Fermezza e protocollo: la ricetta di Gravina per far ripartire il calcio
Il presidente della FIGC non fa passi indietro: tenere la barra dritta per salvare il movimento e non diventare il “becchino del calcio italiano”
Irremovibile. Questo può essere il riassunto del pensiero del presidente della FIGC Gabriele Gravina, ospite ieri sera della trasmissione “Che Tempo che fa”, sulla ripartenza del calcio italiano finita l’emergenza da Coronavirus.
Gravina ha spiegato come in questo momento ci siano due diverse fazioni, quella del “chiudere tutto” e quella del “continuare”, specificando da subito che lui fa parte della seconda basandosi su due elementi: l’opportunità e la speranza. “L’opportunità si riferisce a fattori oggettivi, come il tempo. Spero che a giugno l’Italia possa avere la possibilità di vivere un momento di sollievo”, ha dichiarato.
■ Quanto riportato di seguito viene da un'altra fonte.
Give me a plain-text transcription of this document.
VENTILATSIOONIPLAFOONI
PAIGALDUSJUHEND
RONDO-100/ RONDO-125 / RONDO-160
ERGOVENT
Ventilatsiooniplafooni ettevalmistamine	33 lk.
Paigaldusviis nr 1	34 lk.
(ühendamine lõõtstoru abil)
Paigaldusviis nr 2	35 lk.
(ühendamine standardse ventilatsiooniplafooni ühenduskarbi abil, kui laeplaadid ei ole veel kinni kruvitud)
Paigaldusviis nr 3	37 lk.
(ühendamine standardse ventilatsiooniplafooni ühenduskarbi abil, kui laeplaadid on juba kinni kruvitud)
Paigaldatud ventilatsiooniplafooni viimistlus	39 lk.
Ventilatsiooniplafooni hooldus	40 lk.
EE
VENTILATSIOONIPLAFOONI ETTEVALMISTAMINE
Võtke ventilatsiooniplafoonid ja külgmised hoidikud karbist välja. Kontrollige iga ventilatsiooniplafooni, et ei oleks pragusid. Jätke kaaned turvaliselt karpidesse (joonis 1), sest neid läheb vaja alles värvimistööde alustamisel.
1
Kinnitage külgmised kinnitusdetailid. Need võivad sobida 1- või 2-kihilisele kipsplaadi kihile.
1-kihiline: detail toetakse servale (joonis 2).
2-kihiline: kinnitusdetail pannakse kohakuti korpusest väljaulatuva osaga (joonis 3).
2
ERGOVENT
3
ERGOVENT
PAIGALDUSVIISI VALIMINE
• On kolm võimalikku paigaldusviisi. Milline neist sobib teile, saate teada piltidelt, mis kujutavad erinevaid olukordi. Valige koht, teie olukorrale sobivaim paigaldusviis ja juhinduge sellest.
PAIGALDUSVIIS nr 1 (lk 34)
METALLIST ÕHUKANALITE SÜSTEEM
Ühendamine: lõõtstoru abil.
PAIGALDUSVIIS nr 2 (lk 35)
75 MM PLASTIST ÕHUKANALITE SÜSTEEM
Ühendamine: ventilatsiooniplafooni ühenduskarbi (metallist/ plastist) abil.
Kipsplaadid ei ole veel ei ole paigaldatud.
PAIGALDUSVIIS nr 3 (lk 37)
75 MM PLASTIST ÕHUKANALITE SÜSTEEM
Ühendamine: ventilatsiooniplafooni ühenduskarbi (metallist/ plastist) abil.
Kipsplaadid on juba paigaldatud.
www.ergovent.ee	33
Incalzato da Fazio sulla disparità del calcio rispetto agli altri sport, il capo della FIGC non vuole entrare nel merito delle altre federazioni sportive ma chiede di “essere considerato come movimento d’impatto socio-economico per il Paese alla pari di ogni altro settore”, in considerazione dell’enorme somma di denaro che l’industria-calcio muove nel nostro Paese. “Il calcio muove 5 miliardi di euro: siamo preoccupati perché se il calcio non riparte ha un grande impatto negativo per il suo futuro”.
Come ripartire? Protocolli e rigore
Gravina ha sottolineato come la Federazione si stia muovendo attivamente per mettersi in condizione di ripartire in sicurezza: una proposta concreta rappresentata da un protocollo sanitario. “La FIGC, grazie anche ai professori Ricciardi, Vaia, Cauda e alla commissione tecnico-scientifica, ha previsto un protocollo che garantisce la negatività di un gruppo chiuso”. Questo protocollo, afferma Gravina, è stato già inviato ai ministri Spadafora e Speranza: “C’è un comitato tecnico-scientifico e ne aspettiamo la validazione. Per quanto riguarda i test ci sono cliniche a disposizione e non può essere questo l’ostacolo per non far ripartire un movimento come il nostro.
Sul finire dell’intervista emerge l’irremovibilità del capo della FIGC. Dopo aver ammesso di “accogliere con sollievo la decisione del Governo di dare uno stop”, sulla domanda “L’ipotesi di chiudere l’ha presa in considerazione?” Gravina è nettissimo.
“No, non posso. Una scelta di questo tipo comporterebbe una responsabilità in capo a chi l’assume di una gravità inaudita: non posso essere il becchino del calcio italiano. Ho la responsabilità di difendere il movimento calcistico, ma in generale quello sportivo. Non capisco questa resistenza nell’avviarne con tutte le garanzie possibili una valorizzazione di tutto il movimento sportivo”.
Il messaggio lanciato è chiaro: il calcio italiano non si vuole fermare. A questo punto la palla passa al Governo, per una partita dal valore economico enorme che, dopo le polemiche sorte al momento dello scoppio della pandemia, rischia di essere lunga non 90 minuti, ma 90 giorni.